Wir begegneten uns damals 1959,
deine Trikolore wehte über der Kaserne im süddeutschen Donaueschingen
und ich lebte gegenüber in einem Flüchtlingsheim.
Bisher waren mir nur Russen als Besatzungsmacht vertraut gewesen.

Zehn Jahre später, Frankreich,
führte mich eine Studienfahrt zu dir,
zu deinen Reichtümern an Kultur und Natur.

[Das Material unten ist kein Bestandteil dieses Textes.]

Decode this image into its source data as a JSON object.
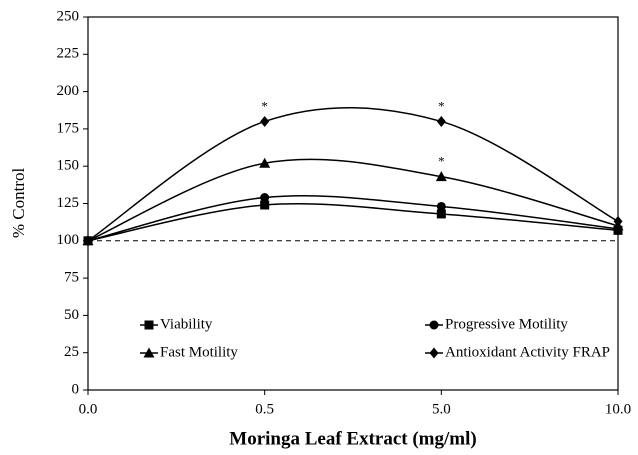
{
  "chart_data": {
    "type": "line",
    "x_label": "Moringa Leaf Extract (mg/ml)",
    "y_label": "% Control",
    "categories": [
      "0.0",
      "0.5",
      "5.0",
      "10.0"
    ],
    "ylim": [
      0,
      250
    ],
    "yticks": [
      0,
      25,
      50,
      75,
      100,
      125,
      150,
      175,
      200,
      225,
      250
    ],
    "reference_line": 100,
    "smooth": true,
    "series": [
      {
        "name": "Viability",
        "color": "#000000",
        "marker": "square",
        "values": [
          100,
          124,
          118,
          107
        ],
        "annotations": [
          null,
          null,
          null,
          null
        ]
      },
      {
        "name": "Progressive Motility",
        "color": "#000000",
        "marker": "circle",
        "values": [
          100,
          129,
          123,
          108
        ],
        "annotations": [
          null,
          null,
          null,
          null
        ]
      },
      {
        "name": "Fast Motility",
        "color": "#000000",
        "marker": "triangle",
        "values": [
          100,
          152,
          143,
          110
        ],
        "annotations": [
          null,
          null,
          "*",
          null
        ]
      },
      {
        "name": "Antioxidant Activity FRAP",
        "color": "#000000",
        "marker": "diamond",
        "values": [
          100,
          180,
          180,
          113
        ],
        "annotations": [
          null,
          "*",
          "*",
          null
        ]
      }
    ]
  }
}
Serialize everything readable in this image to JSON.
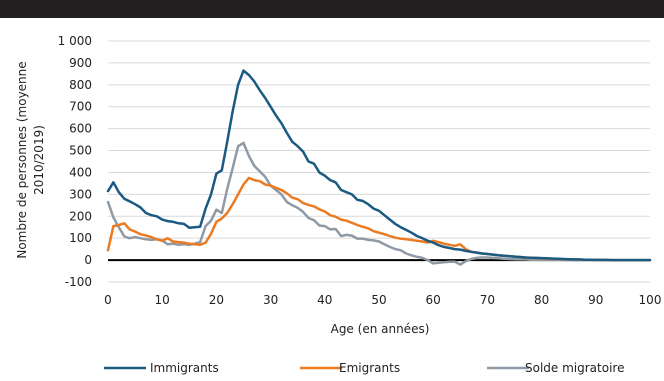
{
  "chart_data": {
    "type": "line",
    "title": "",
    "xlabel": "Age (en années)",
    "ylabel": "Nombre de personnes (moyenne 2010/2019)",
    "xlim": [
      0,
      100
    ],
    "ylim": [
      -100,
      1000
    ],
    "x_ticks": [
      0,
      10,
      20,
      30,
      40,
      50,
      60,
      70,
      80,
      90,
      100
    ],
    "x_tick_labels": [
      "0",
      "10",
      "20",
      "30",
      "40",
      "50",
      "60",
      "70",
      "80",
      "90",
      "100"
    ],
    "y_ticks": [
      -100,
      0,
      100,
      200,
      300,
      400,
      500,
      600,
      700,
      800,
      900,
      1000
    ],
    "y_tick_labels": [
      "-100",
      "0",
      "100",
      "200",
      "300",
      "400",
      "500",
      "600",
      "700",
      "800",
      "900",
      "1 000"
    ],
    "grid": true,
    "legend_position": "bottom",
    "series": [
      {
        "name": "Immigrants",
        "color": "#1a5a83",
        "x": [
          0,
          1,
          2,
          3,
          4,
          5,
          6,
          7,
          8,
          9,
          10,
          11,
          12,
          13,
          14,
          15,
          16,
          17,
          18,
          19,
          20,
          21,
          22,
          23,
          24,
          25,
          26,
          27,
          28,
          29,
          30,
          31,
          32,
          33,
          34,
          35,
          36,
          37,
          38,
          39,
          40,
          41,
          42,
          43,
          44,
          45,
          46,
          47,
          48,
          49,
          50,
          51,
          52,
          53,
          54,
          55,
          56,
          57,
          58,
          59,
          60,
          61,
          62,
          63,
          64,
          65,
          66,
          67,
          68,
          69,
          70,
          71,
          72,
          73,
          74,
          75,
          76,
          77,
          78,
          79,
          80,
          81,
          82,
          83,
          84,
          85,
          86,
          87,
          88,
          89,
          90,
          91,
          92,
          93,
          94,
          95,
          96,
          97,
          98,
          99,
          100
        ],
        "values": [
          315,
          355,
          310,
          280,
          268,
          255,
          240,
          215,
          205,
          200,
          185,
          178,
          175,
          168,
          165,
          148,
          150,
          152,
          235,
          300,
          395,
          410,
          540,
          680,
          800,
          865,
          845,
          815,
          775,
          740,
          700,
          660,
          625,
          580,
          540,
          520,
          495,
          450,
          440,
          400,
          385,
          365,
          355,
          320,
          310,
          300,
          275,
          270,
          255,
          235,
          225,
          205,
          185,
          165,
          150,
          138,
          125,
          110,
          100,
          88,
          80,
          68,
          60,
          55,
          50,
          48,
          42,
          38,
          34,
          30,
          28,
          25,
          22,
          20,
          18,
          16,
          14,
          12,
          11,
          10,
          9,
          8,
          7,
          6,
          5,
          4,
          3,
          3,
          2,
          2,
          1,
          1,
          1,
          0,
          0,
          0,
          0,
          0,
          0,
          0,
          0
        ]
      },
      {
        "name": "Emigrants",
        "color": "#ea7b23",
        "x": [
          0,
          1,
          2,
          3,
          4,
          5,
          6,
          7,
          8,
          9,
          10,
          11,
          12,
          13,
          14,
          15,
          16,
          17,
          18,
          19,
          20,
          21,
          22,
          23,
          24,
          25,
          26,
          27,
          28,
          29,
          30,
          31,
          32,
          33,
          34,
          35,
          36,
          37,
          38,
          39,
          40,
          41,
          42,
          43,
          44,
          45,
          46,
          47,
          48,
          49,
          50,
          51,
          52,
          53,
          54,
          55,
          56,
          57,
          58,
          59,
          60,
          61,
          62,
          63,
          64,
          65,
          66,
          67,
          68,
          69,
          70,
          71,
          72,
          73,
          74,
          75,
          76,
          77,
          78,
          79,
          80,
          81,
          82,
          83,
          84,
          85,
          86,
          87,
          88,
          89,
          90,
          91,
          92,
          93,
          94,
          95,
          96,
          97,
          98,
          99,
          100
        ],
        "values": [
          45,
          155,
          160,
          168,
          140,
          130,
          118,
          112,
          105,
          95,
          88,
          100,
          85,
          82,
          80,
          75,
          72,
          70,
          80,
          120,
          175,
          190,
          215,
          255,
          300,
          345,
          375,
          365,
          360,
          345,
          340,
          330,
          320,
          305,
          285,
          278,
          260,
          252,
          245,
          232,
          222,
          205,
          198,
          185,
          180,
          170,
          160,
          152,
          145,
          132,
          125,
          118,
          110,
          102,
          98,
          95,
          92,
          88,
          85,
          80,
          88,
          82,
          75,
          70,
          65,
          72,
          50,
          38,
          34,
          30,
          28,
          25,
          22,
          20,
          18,
          16,
          14,
          12,
          10,
          9,
          8,
          7,
          6,
          5,
          4,
          3,
          3,
          2,
          2,
          1,
          1,
          1,
          0,
          0,
          0,
          0,
          0,
          0,
          0,
          0,
          0
        ]
      },
      {
        "name": "Solde migratoire",
        "color": "#8f9aa5",
        "x": [
          0,
          1,
          2,
          3,
          4,
          5,
          6,
          7,
          8,
          9,
          10,
          11,
          12,
          13,
          14,
          15,
          16,
          17,
          18,
          19,
          20,
          21,
          22,
          23,
          24,
          25,
          26,
          27,
          28,
          29,
          30,
          31,
          32,
          33,
          34,
          35,
          36,
          37,
          38,
          39,
          40,
          41,
          42,
          43,
          44,
          45,
          46,
          47,
          48,
          49,
          50,
          51,
          52,
          53,
          54,
          55,
          56,
          57,
          58,
          59,
          60,
          61,
          62,
          63,
          64,
          65,
          66,
          67,
          68,
          69,
          70,
          71,
          72,
          73,
          74,
          75,
          76,
          77,
          78,
          79,
          80,
          81,
          82,
          83,
          84,
          85,
          86,
          87,
          88,
          89,
          90,
          91,
          92,
          93,
          94,
          95,
          96,
          97,
          98,
          99,
          100
        ],
        "values": [
          265,
          195,
          150,
          108,
          100,
          105,
          100,
          95,
          92,
          95,
          90,
          72,
          75,
          70,
          72,
          70,
          75,
          82,
          155,
          180,
          230,
          215,
          325,
          420,
          520,
          535,
          475,
          430,
          405,
          380,
          340,
          320,
          300,
          265,
          250,
          238,
          220,
          192,
          182,
          158,
          155,
          140,
          142,
          110,
          115,
          112,
          98,
          98,
          92,
          90,
          85,
          72,
          60,
          50,
          45,
          30,
          22,
          15,
          10,
          0,
          -15,
          -12,
          -10,
          -8,
          -8,
          -20,
          -5,
          5,
          10,
          12,
          12,
          10,
          8,
          6,
          5,
          4,
          3,
          3,
          2,
          2,
          1,
          1,
          1,
          1,
          0,
          0,
          0,
          0,
          0,
          0,
          0,
          0,
          0,
          0,
          0,
          0,
          0,
          0,
          0,
          0,
          0
        ]
      }
    ]
  }
}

In Paris fiel ein Wort deutscher Verachtung;
es war das einzige Mal, danach nie wieder.
Und, Frankreich,
es dauerte zwar etliche Jahre,
dann aber sah ich dich immer wieder,
freundlich, liebenswürdig, aufgeschlossen,
vielleicht etwas nachlässig, doch voller Zivilisation,
so gekonnt lebend, obschon voller Streikbereitschaft
und sozialer Bürden.

Ich schäme mich, Frankreich,
deine Sprache nicht gelernt zu haben.
Du machtest es mir etwas einfach,
überall mit Englisch, neuerdings auch auf Deutsch durchzukommen.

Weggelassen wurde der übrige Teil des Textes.